OCDE advierte por inequidad de ingresos. Chile aún es el más desigual del grupo
07.11.2016

Según la organización, entre 2010 y 2014 los ingresos de sueldos y autoempleo entre las familias en edad productiva aumentaron en la mayoría de los países de la organización.


Aunque la desigualdad del ingreso en Chile se ha reducido un poco durante los últimos años, Chile se mantiene como el país más desigual de la OCDE, esto según la última actualización de la base de datos de la organización. 

Chile es seguido por México, Turquía, EEUU y Reino Unido en el ranking elaborado por la llamada organización de los países ricos, que mide los índices Gini de cada nación.

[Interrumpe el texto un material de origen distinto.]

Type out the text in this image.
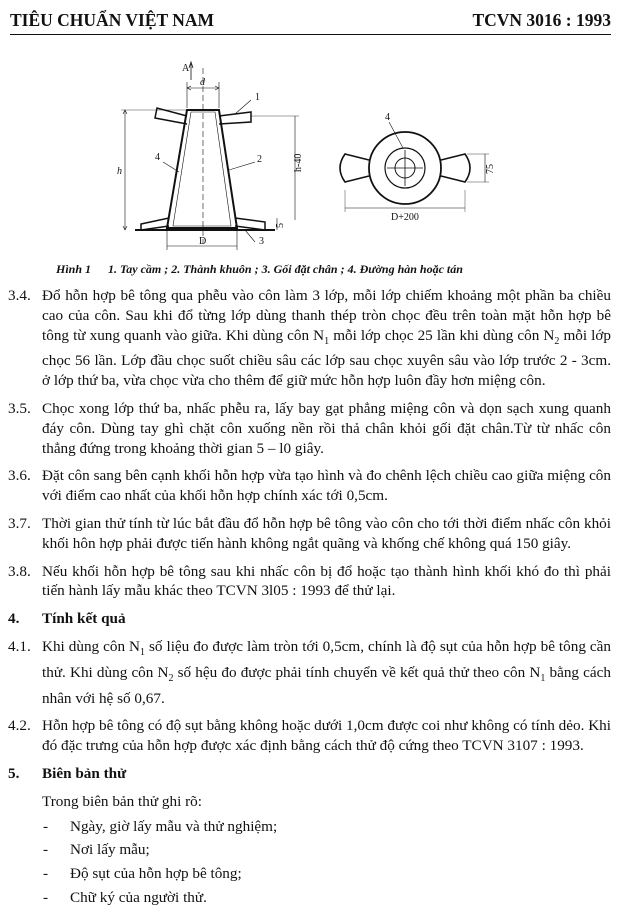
TIÊU CHUẨN VIỆT NAM	TCVN 3016 : 1993
A
d
1
2
4
h	h-40
5
D	3
4
75
D+200
Hình 1 1. Tay cầm ; 2. Thành khuôn ; 3. Gối đặt chân ; 4. Đường hàn hoặc tán
3.4. Đổ hỗn hợp bê tông qua phễu vào côn làm 3 lớp, mỗi lớp chiếm khoảng một phần ba chiều cao của côn. Sau khi đổ từng lớp dùng thanh thép tròn chọc đều trên toàn mặt hỗn hợp bê tông từ xung quanh vào giữa. Khi dùng côn $N_1$ mỗi lớp chọc 25 lần khi dùng côn $N_2$ mỗi lớp chọc 56 lần. Lớp đầu chọc suốt chiều sâu các lớp sau chọc xuyên sâu vào lớp trước 2 - 3cm. ở lớp thứ ba, vừa chọc vừa cho thêm để giữ mức hỗn hợp luôn đầy hơn miệng côn.
3.5. Chọc xong lớp thứ ba, nhấc phễu ra, lấy bay gạt phẳng miệng côn và dọn sạch xung quanh đáy côn. Dùng tay ghì chặt côn xuống nền rồi thả chân khỏi gối đặt chân.Từ từ nhấc côn thẳng đứng trong khoảng thời gian 5 – l0 giây.
3.6. Đặt côn sang bên cạnh khối hỗn hợp vừa tạo hình và đo chênh lệch chiều cao giữa miệng côn với điểm cao nhất của khối hỗn hợp chính xác tới 0,5cm.
3.7. Thời gian thử tính từ lúc bắt đầu đổ hỗn hợp bê tông vào côn cho tới thời điểm nhấc côn khỏi khối hôn hợp phải được tiến hành không ngắt quãng và khống chế không quá 150 giây.
3.8. Nếu khối hỗn hợp bê tông sau khi nhấc côn bị đổ hoặc tạo thành hình khối khó đo thì phải tiến hành lấy mẫu khác theo TCVN 3l05 : 1993 để thử lại.
4. Tính kết quả
4.1. Khi dùng côn $N_1$ số liệu đo được làm tròn tới 0,5cm, chính là độ sụt của hỗn hợp bê tông cần thử. Khi dùng côn $N_2$ số hệu đo được phải tính chuyển về kết quả thử theo côn $N_1$ bằng cách nhân với hệ số 0,67.
4.2. Hỗn hợp bê tông có độ sụt bằng không hoặc dưới 1,0cm được coi như không có tính dẻo. Khi đó đặc trưng của hỗn hợp được xác định bằng cách thử độ cứng theo TCVN 3107 : 1993.
5. Biên bản thử
Trong biên bản thử ghi rõ:
- Ngày, giờ lấy mẫu và thử nghiệm;
- Nơi lấy mẫu;
- Độ sụt của hỗn hợp bê tông;
- Chữ ký của người thử.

La última actualización consideró datos hasta 2013-14.

“Nuevos datos y análisis de la OCDE muestran que la desigualdad en los ingresos se mantiene en niveles sin precedentes en la mayoría de los países de la OCDE, ya que los ingresos del 10% más rico de la población se recuperaron de la crisis con rapidez, en tanto que los del 10% más pobre apenas han repuntado”, dijo el think tank con sede en París ayer en un comunicado.

La OCDE descubrió que entre 2010 y 2014, los ingresos provenientes de salarios y autoempleo entre las familias en edad productiva aumentaron en la mayoría de los países de la OCDE, debido principalmente a que el desempleo disminuyó.

Sin embargo, consignó, las familias de ingresos bajos se beneficiaron menos que los asalariados de niveles medio y alto: el desempleo a largo plazo, empleos de baja calidad y grandes disparidades entre los trabajadores en términos de contratos laborales, sectores de empleo o seguridad en el empleo, afectaron a las familias de ingresos bajos y contribuyeron a los permanentes y altos niveles de desigualdad. 

El organismo añadió que los impuestos y transferencias de los gobiernos, como prestaciones de desempleo y familiares, los cuales ayudaron a amortiguar el aumento de la desigualdad entre la población más pobre al principio de la crisis, también han bajado desde 2010 en dos tercios de los países de la OCDE. 

Efecto Redistribución

La desigualdad entre la población en edad laboral es normalmente más alta y los cambios son más pronunciados que los vistos en la población total, según el informe de la organización que acompañó la nueva serie de datos (ver iPad). La llamada desigualdad de ingresos de mercado entre esta población, por ejemplo los ingresos de capital y laborales más las transferencias privadas, ha estado aumentando desde 2008 y sigue siendo alta, a pesar de la recuperación económica.

El organismo acotó que la redistribución a través de ingresos impositivos y transferencias de efectivo, como el desemplo y otros beneficios, sirve como un amortiguador para la desigualdad de ingresos, aproximadamente 27% en promedio en la OCDE. Este impacto, señaló, sería incluso mayor tomando en consideración a las transferencias de parte del gobierno que no son dinero en efectivo, como la educación y la cobertura de salud. Sobre este efecto redistributivo, la OCDE subrayó que refleja el impacto de las transferencias de efectivo.

La organización dijo que en las primeras etapas de la crisis, los impuestos y las transferencias de efectivo compensaron en gran parte el aumento de la desigualdad del ingreso del mercado. Desde 2010, la redistribución se ha debilitado o estancado en la mayoría de los países OCDE. Esto podría deberse a una suavización de los estabilizadores automáticos a medida que la economía se recupera en algunos países, por ejemplo Estonia y Letonia, o al término gradual de las medidas de estímulo implementadas durante los primeros años de la crisis. Como ejemplo de esto, la OCDE cita que en EEUU la extensión de la duración de los beneficios por desempleo que se llevó a cabo en 2008 y 2009 fue retirada en 2011.

El reporte de la OCDE también indicó que una redistribución más débil podría reflejar la introducción de medidas de consolidación fiscal, como ocurrió en Hungría tras garantizarse ingresos mínimos.